É um dos maiores poetas vivos da Literatura Portuguesa. Faz poesia há meio século. Publicou quase tantos livros como o número da sua idade. Falamos de António Ramos Rosa, nascido em Faro em 17 de Outubro de 1924, mas radicado em Lisboa desde os anos 60, altura em que fez da palavra a sua missão e da poesia o seu compromisso. A sua bibliografia é vastíssima: entre poesia individual e em parceria com outros autores, contam-se também traduções, críticas e ensaios. Entre várias distinções, recebeu em 1988, o Prémio Fernando Pessoa.
Estreou-se em 1958 com O Grito Claro, um grito lúcido de liberdade e irreverência contra o agrilhoamento da ditadura; denunciava um tempo de opressão - "O tempo duro / com unhas de pedra", "o tempo dos sonhos / sem coragem para poder vivê-los" - e um tempo de trevas labiríntico - "A noite trocou-me os sonhos e as mãos / dispersou-me os amigos / tenho o coração confundido e a rua é estreita".

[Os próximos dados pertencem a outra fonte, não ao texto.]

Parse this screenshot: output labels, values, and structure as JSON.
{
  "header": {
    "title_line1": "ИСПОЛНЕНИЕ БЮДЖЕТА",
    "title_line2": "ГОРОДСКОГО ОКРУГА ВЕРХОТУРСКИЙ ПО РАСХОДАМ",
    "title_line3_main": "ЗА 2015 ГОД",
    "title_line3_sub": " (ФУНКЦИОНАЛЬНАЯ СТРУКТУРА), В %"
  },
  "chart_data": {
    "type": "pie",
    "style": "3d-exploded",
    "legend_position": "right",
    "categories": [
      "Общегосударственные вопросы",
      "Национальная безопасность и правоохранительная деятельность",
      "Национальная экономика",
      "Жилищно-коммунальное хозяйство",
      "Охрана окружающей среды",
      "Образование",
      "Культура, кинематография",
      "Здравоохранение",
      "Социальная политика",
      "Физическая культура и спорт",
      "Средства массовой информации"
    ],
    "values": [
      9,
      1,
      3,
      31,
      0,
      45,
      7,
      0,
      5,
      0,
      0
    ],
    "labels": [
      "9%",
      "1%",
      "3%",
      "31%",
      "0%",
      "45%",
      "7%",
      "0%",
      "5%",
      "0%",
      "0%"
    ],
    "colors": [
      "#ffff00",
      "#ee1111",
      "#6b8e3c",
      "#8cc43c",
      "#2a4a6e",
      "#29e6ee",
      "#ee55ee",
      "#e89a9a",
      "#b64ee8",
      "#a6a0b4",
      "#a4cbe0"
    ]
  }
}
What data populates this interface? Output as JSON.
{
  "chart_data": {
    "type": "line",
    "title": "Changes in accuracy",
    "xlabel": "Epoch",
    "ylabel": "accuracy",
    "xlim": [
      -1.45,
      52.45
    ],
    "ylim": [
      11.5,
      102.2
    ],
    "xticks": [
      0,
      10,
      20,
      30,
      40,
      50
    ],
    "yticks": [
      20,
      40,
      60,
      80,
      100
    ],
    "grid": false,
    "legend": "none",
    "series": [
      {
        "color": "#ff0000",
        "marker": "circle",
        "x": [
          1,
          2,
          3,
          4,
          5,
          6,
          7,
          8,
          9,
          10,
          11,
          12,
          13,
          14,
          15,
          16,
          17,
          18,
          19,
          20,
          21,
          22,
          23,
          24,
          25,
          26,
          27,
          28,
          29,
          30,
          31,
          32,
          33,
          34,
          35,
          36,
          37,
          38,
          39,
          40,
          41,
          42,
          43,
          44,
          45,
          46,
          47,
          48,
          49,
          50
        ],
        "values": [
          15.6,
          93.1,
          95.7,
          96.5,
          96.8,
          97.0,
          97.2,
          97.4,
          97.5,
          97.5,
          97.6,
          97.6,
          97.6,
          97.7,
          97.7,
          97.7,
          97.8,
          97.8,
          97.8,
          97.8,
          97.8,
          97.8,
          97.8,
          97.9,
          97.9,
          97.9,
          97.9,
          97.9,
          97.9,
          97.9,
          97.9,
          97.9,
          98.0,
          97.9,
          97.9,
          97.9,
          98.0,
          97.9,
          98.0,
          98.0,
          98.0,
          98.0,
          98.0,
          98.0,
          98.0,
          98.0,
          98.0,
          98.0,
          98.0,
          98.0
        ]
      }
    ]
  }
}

No poema Boi da Paciência, numa alusão ao sonho amordaçado, levanta uma questão, não de retórica, pois evidenciava-se a resposta: " Todos os dias cumprido com as leis do diabo / todos os dias metido pelos olhos adentro / numa evidência que nos cega / até quando?". A sua poesia parecia, assim, querer gritar outras razões, sair de um "espartilho", e atingir todo o real: " Não posso adiar o amor para outro século / não posso / ainda que o grito sufoque na garganta"./."Não posso adiar o coração" e, ainda, "As paisagens continuam a existir. / As paisagens são suaves. / Continuam também a existir / outras coisas que dão matéria para poemas.".
A viragem anunciada concretizava-se nos anos 60, com uma linguagem poética menos codificada e mais despojada, "sem pintura / mas bela e natural", onde abundam a luz, a vida, a liberdade - o sol, a lâmpada, a água, o vento - numa fusão de encontro à felicidade, ao amor e à perfeição: "Se nos teus olhos os olhos se me perdessem / nova água, sol e vento se fariam / através de um só corpo de alegria."; "Todas as palavras se iluminam / ao lume certo do corpo que se despe, / todas as palavras ficam nuas / na tua sombra ardente.". Definitivamente, as palavras encontravam o seu caminho de penetrar o mundo para o habitar, e a escrita aparece como um desejo de "tornar habitável o deserto" da alma, da existência - "Escrevo para não viver sem espaço, / para que o corpo não morra na sombra fria"; " Caminho um caminho de palavras / (porque me deram o sol / e por esse caminho me ligo ao sol / e pelo sol me ligo a mim". Ensina-nos como pela palavra a reconciliação com o mundo é possível: "Eu tudo sei e assim descubro / a luz, a água, o pão, o corpo: / habito a terra, habito mais, / contra mim mesmo descanso e nasço".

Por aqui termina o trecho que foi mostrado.